En un reciente pleno, el Congreso ha rechazado, con la abstención del PSOE, la propuesta de ley impulsada por Sumar que buscaba restringir la compra de viviendas exclusivamente a personas físicas, impidiendo así que empresas y fondos de inversión adquieran inmuebles. La iniciativa no ha prosperado debido al rechazo de PP, Vox, Junts y UPN.
La proposición, que ya había sido debatida y rechazada anteriormente, también contó con la abstención de PNV y Coalición Canaria, mientras que ERC, Bildu, BNG, Podemos y la diputada de Compromís del Grupo Mixto, Águeda Micó, votaron a favor. El texto ya había sido rechazado en noviembre del año pasado, igualmente con la abstención del PSOE.

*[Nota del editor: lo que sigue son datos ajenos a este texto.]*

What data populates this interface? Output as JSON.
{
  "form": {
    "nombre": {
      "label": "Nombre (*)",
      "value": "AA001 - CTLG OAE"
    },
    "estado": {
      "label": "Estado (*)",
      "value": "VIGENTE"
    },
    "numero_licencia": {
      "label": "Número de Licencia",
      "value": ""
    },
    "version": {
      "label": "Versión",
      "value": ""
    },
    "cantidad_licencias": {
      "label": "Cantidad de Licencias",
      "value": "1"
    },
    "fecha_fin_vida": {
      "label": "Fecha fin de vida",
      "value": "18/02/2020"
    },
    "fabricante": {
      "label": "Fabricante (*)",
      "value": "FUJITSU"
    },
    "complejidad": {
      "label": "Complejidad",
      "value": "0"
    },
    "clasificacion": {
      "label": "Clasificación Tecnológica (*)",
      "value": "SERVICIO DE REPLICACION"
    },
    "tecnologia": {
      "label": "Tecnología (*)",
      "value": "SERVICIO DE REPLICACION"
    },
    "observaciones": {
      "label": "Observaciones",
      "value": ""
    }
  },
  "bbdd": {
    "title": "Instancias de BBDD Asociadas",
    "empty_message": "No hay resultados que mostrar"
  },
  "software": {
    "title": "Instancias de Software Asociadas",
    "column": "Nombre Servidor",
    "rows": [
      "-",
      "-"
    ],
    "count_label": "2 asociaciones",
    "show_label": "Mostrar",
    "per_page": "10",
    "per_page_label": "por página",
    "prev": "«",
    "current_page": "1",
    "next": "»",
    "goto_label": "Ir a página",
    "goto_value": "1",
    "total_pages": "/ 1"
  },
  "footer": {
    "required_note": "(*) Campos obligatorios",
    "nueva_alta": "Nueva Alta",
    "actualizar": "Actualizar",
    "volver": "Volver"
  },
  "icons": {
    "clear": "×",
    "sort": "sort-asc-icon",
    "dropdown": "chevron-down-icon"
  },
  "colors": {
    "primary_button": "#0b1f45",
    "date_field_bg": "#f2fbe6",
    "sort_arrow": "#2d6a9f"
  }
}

La Cámara Baja ha vuelto a expresar su rechazo a la reforma propuesta de la Ley de Vivienda de 2023, la cual buscaba modificar el artículo 10 para limitar las transmisiones de propiedad de inmuebles residenciales a entidades empresariales
El portavoz adjunto del grupo plurinacional, Alberto Ibáñez, había decidido presentar nuevamente la proposición, en parte, influenciado por el respaldo de figuras internacionales como Donald Trump y el apoyo de Vox. Sin embargo, el Congreso ha mantenido su postura contraria a la reforma que intentaba prohibir tanto la compra onerosa como gratuita por parte de empresas, afectando a viviendas en uso y nuevas construcciones tras obtener el certificado de fin de obra.